“Which One Doesn’t Belong?” Sounds like a simple proposal, right? When presented with a group of four similar “things,” is it truly easy to answer that question?
Thanks to the following people, my classes were able to face this challenge:
All of my amazing PLN at #MTBoS, Christopher Danielson (@Trianglemancsd), Mary Bourassa (@MaryBourassa), Alex Overwijk (@AlexOverwijk), Andrew Gael (bkdidact) and @WODBMath, as well as these sites and blog posts: WODB Website, Steve Wyborney’s Blog Post, Alex Overwijk’s Blog Post Part 1 , Alex Overwijk’s Blog Post Part 2 , and Alex Overwijk’s Blog Post Part 3.
WODB seemed like a great activity to finally implement on a day that was sandwiched between a test day, and the start of a week-long vacation. I had seen the concept floating around Twitter and the Blogosphere, and really wanted to have an opportunity to try it in my own classroom. Given one period only, I introduced the concept to each class, we sang the jingle together (check out the title of this post for a hint!), and as a whole class, we practiced on a sample foursome card: 2, 3, 9, 11. We were able to quickly ascertain that 2 doesn’t belong because it’s the only even number, 9 doesn’t belong because it’s the only composite number (as well as the only perfect square), and 11 doesn’t belong because it’s the only 2-digit number.
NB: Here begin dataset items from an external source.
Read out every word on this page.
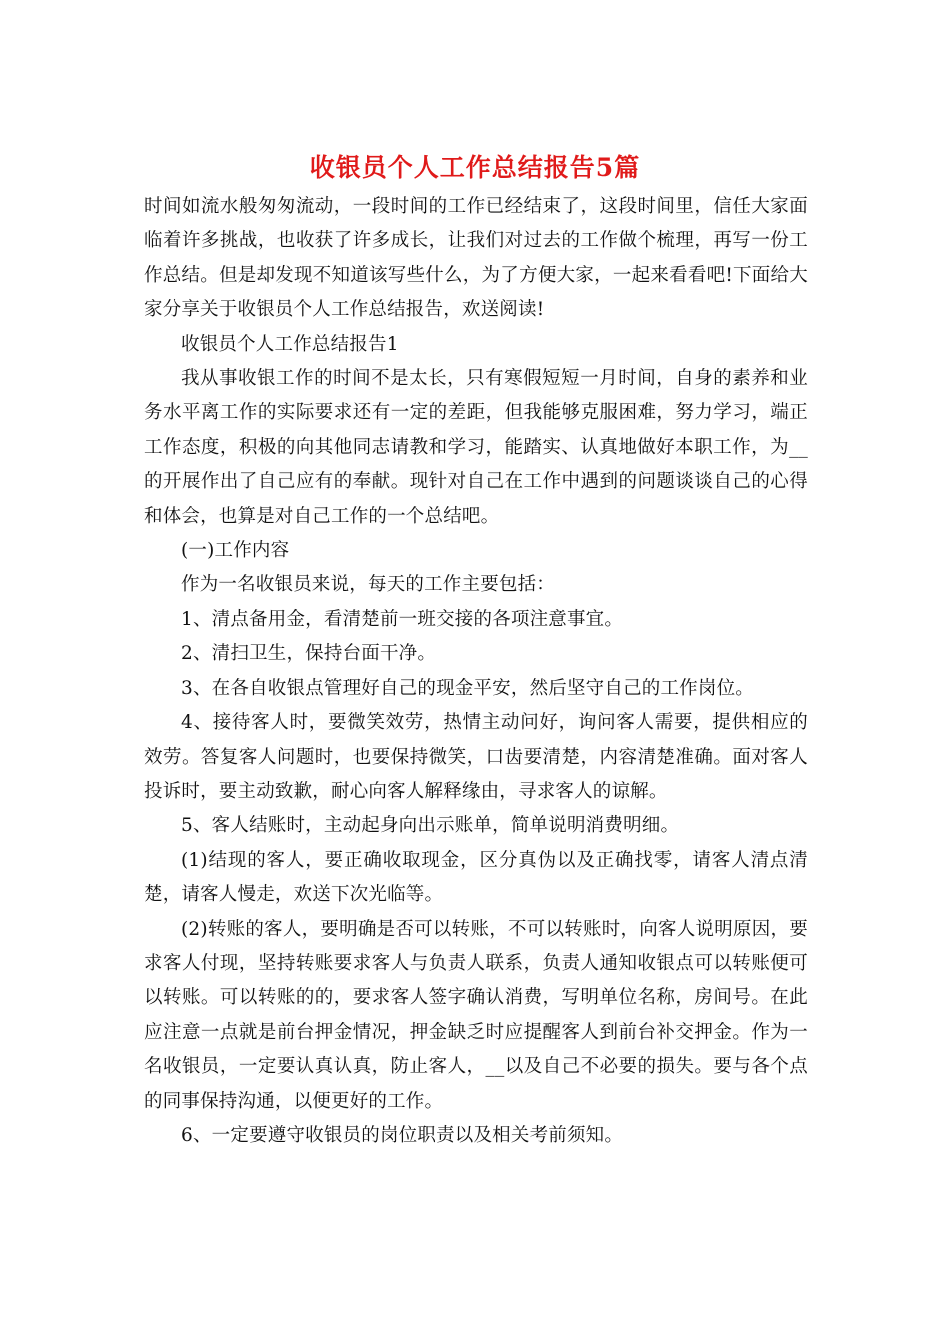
收银员个人工作总结报告5篇

时间如流水般匆匆流动，一段时间的工作已经结束了，这段时间里，信任大家面临着许多挑战，也收获了许多成长，让我们对过去的工作做个梳理，再写一份工作总结。但是却发现不知道该写些什么，为了方便大家，一起来看看吧!下面给大家分享关于收银员个人工作总结报告，欢送阅读!

收银员个人工作总结报告1

我从事收银工作的时间不是太长，只有寒假短短一月时间，自身的素养和业务水平离工作的实际要求还有一定的差距，但我能够克服困难，努力学习，端正工作态度，积极的向其他同志请教和学习，能踏实、认真地做好本职工作，为__的开展作出了自己应有的奉献。现针对自己在工作中遇到的问题谈谈自己的心得和体会，也算是对自己工作的一个总结吧。

(一)工作内容

作为一名收银员来说，每天的工作主要包括：

1、清点备用金，看清楚前一班交接的各项注意事宜。

2、清扫卫生，保持台面干净。

3、在各自收银点管理好自己的现金平安，然后坚守自己的工作岗位。

4、接待客人时，要微笑效劳，热情主动问好，询问客人需要，提供相应的效劳。答复客人问题时，也要保持微笑，口齿要清楚，内容清楚准确。面对客人投诉时，要主动致歉，耐心向客人解释缘由，寻求客人的谅解。

5、客人结账时，主动起身向出示账单，简单说明消费明细。

(1)结现的客人，要正确收取现金，区分真伪以及正确找零，请客人清点清楚，请客人慢走，欢送下次光临等。

(2)转账的客人，要明确是否可以转账，不可以转账时，向客人说明原因，要求客人付现，坚持转账要求客人与负责人联系，负责人通知收银点可以转账便可以转账。可以转账的的，要求客人签字确认消费，写明单位名称，房间号。在此应注意一点就是前台押金情况，押金缺乏时应提醒客人到前台补交押金。作为一名收银员，一定要认真认真，防止客人，__以及自己不必要的损失。要与各个点的同事保持沟通，以便更好的工作。

6、一定要遵守收银员的岗位职责以及相关考前须知。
Once everyone got the hang of the activity, my students worked in partners, picked one WODB card at a time, and worked together to come up with all the possible ways one of the four things didn’t belong. Some teams came up with a couple of reasons for each foursome card, while others came up with closer to ten or twelve reasons! I allowed teams to choose more than one foursome card so they could work with different types of pictures: numbers, graphs, shapes, or other graphics. There were a few copies of each foursome card, and it was fun to see the different types of reasons each team developed. The “winner” of the challenge was the team who was able to come up with the most number of valid reasons for one foursome card. What constituted validity? At the end of the period, each team had to present their findings to the rest of the class using details, mathematical reasoning, and proper vocabulary, and as a whole class, we decided if the reason was valid. We kept a tally on the whiteboard to keep track!
In addition to all the fun they were having playing the “game,” my students utilized many skills in order to achieve their goal. My students exercised: creativity, communication, team-work, reasoning and sense-making, categorizing, comparing and contrasting, organization, presentation skills, and out-of-the-box thinking. We touched upon each of the Standards for Mathematical Practice, with an emphasis on #2, #3, #7 and #8:
- CCSS.MATH.PRACTICE.MP1 Make sense of problems and persevere in solving them.
- CCSS.MATH.PRACTICE.MP2 Reason abstractly and quantitatively.
- CCSS.MATH.PRACTICE.MP3 Construct viable arguments and critique the reasoning of others.
- CCSS.MATH.PRACTICE.MP4 Model with mathematics.
- CCSS.MATH.PRACTICE.MP5 Use appropriate tools strategically.
- CCSS.MATH.PRACTICE.MP6 Attend to precision.
- CCSS.MATH.PRACTICE.MP7 Look for and make use of structure.
- CCSS.MATH.PRACTICE.MP8 Look for and express regularity in repeated reasoning.
Some pictures of some of the teams’ final explanations:
With more time, I would have had teams develop their own WODB foursome cards, and circulated them around the room so teams could practice on each other’s homemade cards. This could be a great activity to revisit in the future, now that my students are exposed to the idea of WODB. It can be used with any topic, at any grade or ability level, and in any subject area, and it exercises a host of excellent skill-sets that benefit all students.